A UE e a Turquia fecharam o primeiro acordo no outono - que levou a Europa a pagar cerca de $3 mil milhões em troca da intensificação de esforços por parte da Turquia para deter o tráfico ilícito de migrantes entre a costa turca e grega.
No entanto, são poucas as evidências de que o plano esteja a funcionar: o número de migrantes que viajaram de barco até às ilhas gregas foi 20 vezes maior este ano face ao mesmo período de 2015.
O acordo preliminar alcançado na semana passada adiciona uma vantagem de dissuasão, com a Turquia a aceitar o retorno de todos os "migrantes ilegais" que chegam à Grécia. A Europa afirmou que irá acolher um refugiado sírio dos campos turcos por cada sírio retornado à Turquia.
Os líderes europeus e turcos avançam que uma das ideias do plano passa por desencorajar potenciais migrantes da realização de viagens perigosas - que custaram a vida a mais de 400 migrantes este ano. No entanto, grupos de direitos humanos criticaram o acordo, avançando que o mesmo irá negar a proteção e o direito de asilo estabelecidos na lei internacional e europeia.
Numa carta enderaçada aos líderes europeus o diretor da Human Rights Watch, Kenneth Roth, afirmou a "contradição do plano": uma acelerada política de retorno geral em vez da consideração de cada requisito de asilo individualmente.

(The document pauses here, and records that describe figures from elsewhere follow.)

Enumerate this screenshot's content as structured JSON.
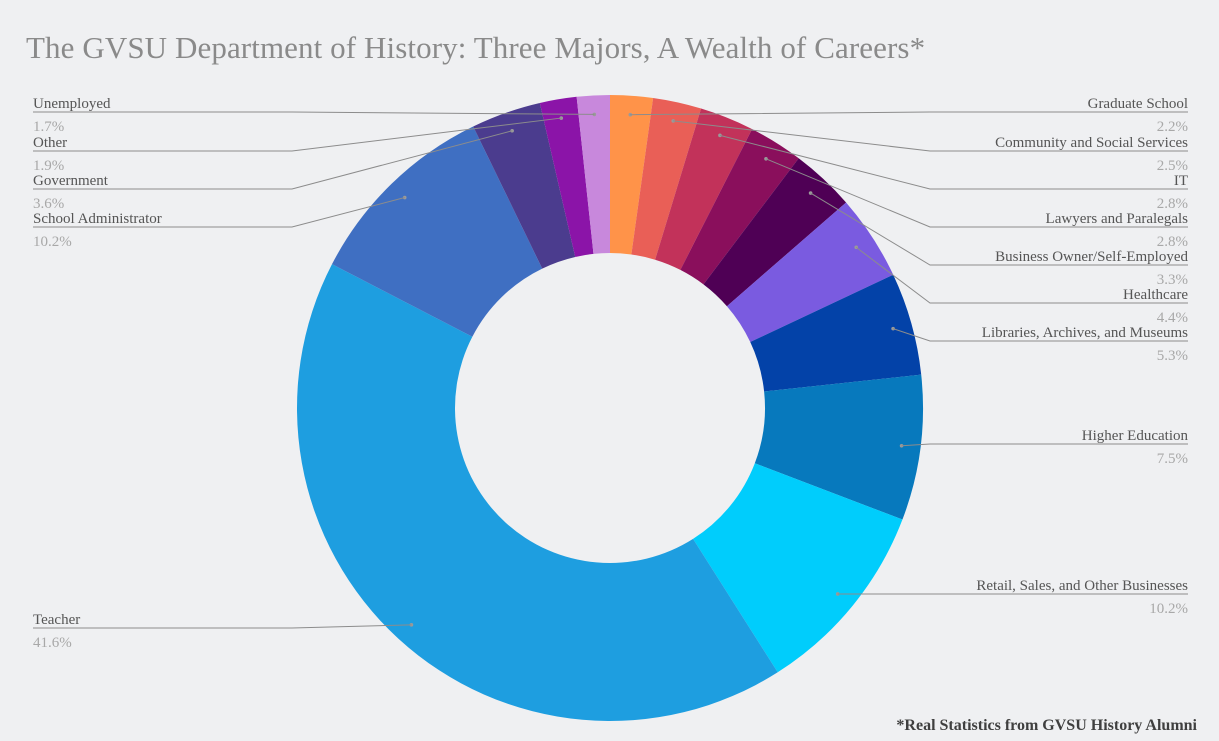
{
  "chart_data": {
    "type": "pie",
    "variant": "donut",
    "title": "The GVSU Department of History: Three Majors, A Wealth of Careers*",
    "footnote": "*Real Statistics from GVSU History Alumni",
    "start": "top, clockwise",
    "slices": [
      {
        "label": "Graduate School",
        "value": 2.2,
        "display": "2.2%",
        "color": "#ff9349",
        "side": "right"
      },
      {
        "label": "Community and Social Services",
        "value": 2.5,
        "display": "2.5%",
        "color": "#e95f57",
        "side": "right"
      },
      {
        "label": "IT",
        "value": 2.8,
        "display": "2.8%",
        "color": "#c2325a",
        "side": "right"
      },
      {
        "label": "Lawyers and Paralegals",
        "value": 2.8,
        "display": "2.8%",
        "color": "#8a0f5c",
        "side": "right"
      },
      {
        "label": "Business Owner/Self-Employed",
        "value": 3.3,
        "display": "3.3%",
        "color": "#4f0055",
        "side": "right"
      },
      {
        "label": "Healthcare",
        "value": 4.4,
        "display": "4.4%",
        "color": "#7a5be0",
        "side": "right"
      },
      {
        "label": "Libraries, Archives, and Museums",
        "value": 5.3,
        "display": "5.3%",
        "color": "#0342a8",
        "side": "right"
      },
      {
        "label": "Higher Education",
        "value": 7.5,
        "display": "7.5%",
        "color": "#0779bd",
        "side": "right"
      },
      {
        "label": "Retail, Sales, and Other Businesses",
        "value": 10.2,
        "display": "10.2%",
        "color": "#00cdfc",
        "side": "right"
      },
      {
        "label": "Teacher",
        "value": 41.6,
        "display": "41.6%",
        "color": "#1e9ee0",
        "side": "left"
      },
      {
        "label": "School Administrator",
        "value": 10.2,
        "display": "10.2%",
        "color": "#3f6fc2",
        "side": "left"
      },
      {
        "label": "Government",
        "value": 3.6,
        "display": "3.6%",
        "color": "#4b3c8e",
        "side": "left"
      },
      {
        "label": "Other",
        "value": 1.9,
        "display": "1.9%",
        "color": "#8b14a8",
        "side": "left"
      },
      {
        "label": "Unemployed",
        "value": 1.7,
        "display": "1.7%",
        "color": "#c888dc",
        "side": "left"
      }
    ]
  }
}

Em reação à divulgação do plano as nações europeias fecharam as suas fronteiras, na semana passada, ao longo de toda a rota dos migrantes. Milhares de migrantes ficaram retidos na Grécia, sem perspetiva de partida para outros países da Europa.
No seu discurso na Praça de São Pedro na quarta-feira, o Papa Francisco instou os líderes do continente a reconsiderar a situação.
"Como é possível que se verifique tanto sofrimento com homens, mulheres e crianças inocentes?", perguntou. "Estão ali, nas fronteiras, pois muitas portas e corações encontram-se fechados."